Pero tenemos que darnos cuenta de una cosa que es importante. Jesús no dice que seamos crédulos. Dice que seamos creyentes. Son dos cosas muy diferentes.
El crédulo se cree cualquier cosa sin planteárselo siquiera. Puede creer sin problemas en una pseudoprofecía asociada sin ningún fundamento a un santo obispo irlandés, en ver señales divinas por todas partes, curiosamente siempre a favor de sus propias preferencias, en todo tipo de revelaciones privadas, aunque sean falsas o, como mínimo muy dudosas, etc. En el fondo, es una forma de subjetivismo, que a su vez es una forma de egoísmo. Creo todo lo que se ajuste a lo que quiero creer. La creencia empieza y termina en mí, aunque le dé un barniz religioso.
El creyente, en cambio, sale de sí mismo. No se basa es ese subjetivismo, sino en la fe, don de Dios que él decide abrazar. Cree en Dios y a Dios, cree en la Iglesia y a la Iglesia. No se fía tanto de sus propios discernimientos como de los de la Iglesia y sus pastores legítimos. A Tomás, Jesús le enseñó que tenía que fiarse de los demás apóstoles, que le decían lo que habían visto, y de Él, que dijo que resucitaría. De alguna forma, le dijo: “Sé creyente. Pero no seas crédulo.”

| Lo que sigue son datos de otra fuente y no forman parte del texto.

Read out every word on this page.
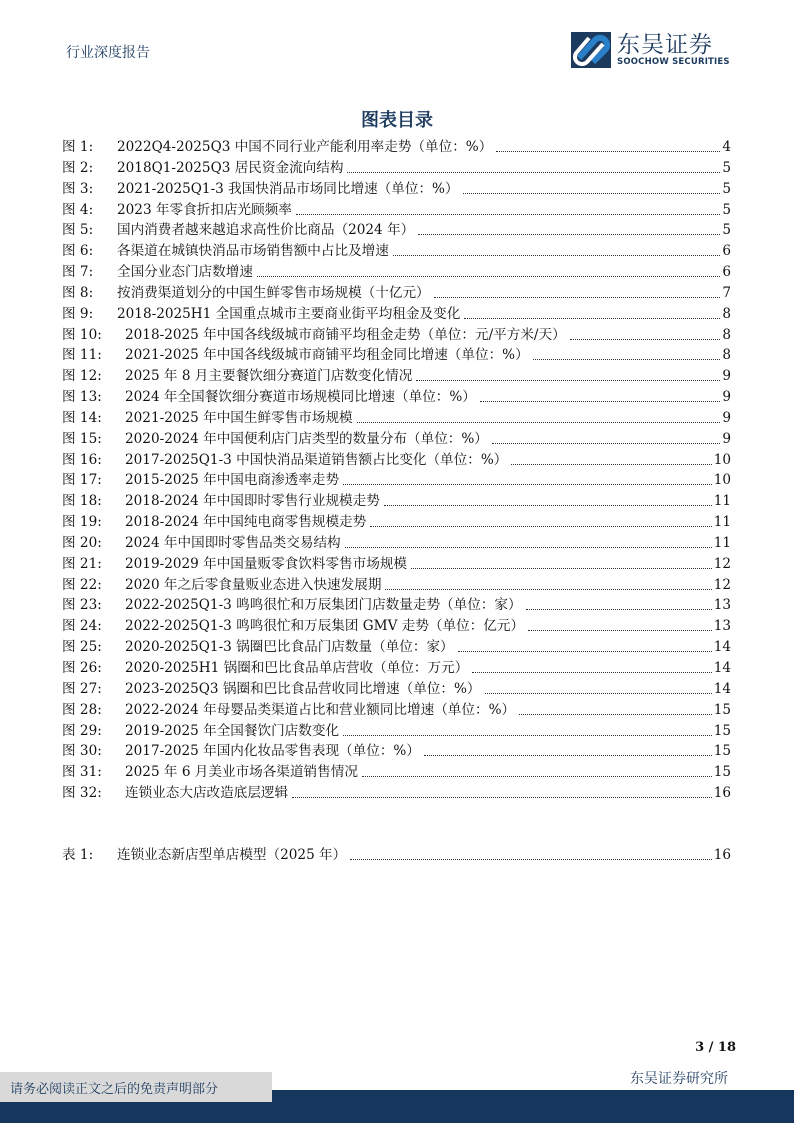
行业深度报告	东吴证券
SOOCHOW SECURITIES
图表目录
图 1:	2022Q4-2025Q3 中国不同行业产能利用率走势（单位：%）	4
图 2:	2018Q1-2025Q3 居民资金流向结构	5
图 3:	2021-2025Q1-3 我国快消品市场同比增速（单位：%）	5
图 4:	2023 年零食折扣店光顾频率	5
图 5:	国内消费者越来越追求高性价比商品（2024 年）	5
图 6:	各渠道在城镇快消品市场销售额中占比及增速	6
图 7:	全国分业态门店数增速	6
图 8:	按消费渠道划分的中国生鲜零售市场规模（十亿元）	7
图 9:	2018-2025H1 全国重点城市主要商业街平均租金及变化	8
图 10:	2018-2025 年中国各线级城市商铺平均租金走势（单位：元/平方米/天）	8
图 11:	2021-2025 年中国各线级城市商铺平均租金同比增速（单位：%）	8
图 12:	2025 年 8 月主要餐饮细分赛道门店数变化情况	9
图 13:	2024 年全国餐饮细分赛道市场规模同比增速（单位：%）	9
图 14:	2021-2025 年中国生鲜零售市场规模	9
图 15:	2020-2024 年中国便利店门店类型的数量分布（单位：%）	9
图 16:	2017-2025Q1-3 中国快消品渠道销售额占比变化（单位：%）	10
图 17:	2015-2025 年中国电商渗透率走势	10
图 18:	2018-2024 年中国即时零售行业规模走势	11
图 19:	2018-2024 年中国纯电商零售规模走势	11
图 20:	2024 年中国即时零售品类交易结构	11
图 21:	2019-2029 年中国量贩零食饮料零售市场规模	12
图 22:	2020 年之后零食量贩业态进入快速发展期	12
图 23:	2022-2025Q1-3 鸣鸣很忙和万辰集团门店数量走势（单位：家）	13
图 24:	2022-2025Q1-3 鸣鸣很忙和万辰集团 GMV 走势（单位：亿元）	13
图 25:	2020-2025Q1-3 锅圈巴比食品门店数量（单位：家）	14
图 26:	2020-2025H1 锅圈和巴比食品单店营收（单位：万元）	14
图 27:	2023-2025Q3 锅圈和巴比食品营收同比增速（单位：%）	14
图 28:	2022-2024 年母婴品类渠道占比和营业额同比增速（单位：%）	15
图 29:	2019-2025 年全国餐饮门店数变化	15
图 30:	2017-2025 年国内化妆品零售表现（单位：%）	15
图 31:	2025 年 6 月美业市场各渠道销售情况	15
图 32:	连锁业态大店改造底层逻辑	16
表 1:	连锁业态新店型单店模型（2025 年）	16
3 / 18
东吴证券研究所
请务必阅读正文之后的免责声明部分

De hecho, haciendo memoria, nos damos cuenta también de esa advertencia contra el ser crédulos en Lc 21, 8: “Él dijo: “Mirad, no os dejéis engañar. Porque vendrán muchos usurpando mi nombre y diciendo: “Yo soy” y “el tiempo está cerca”. No les sigáis.“.
Que el Señor todopoderoso, Sabiduría infinita, nos afiance en la fe.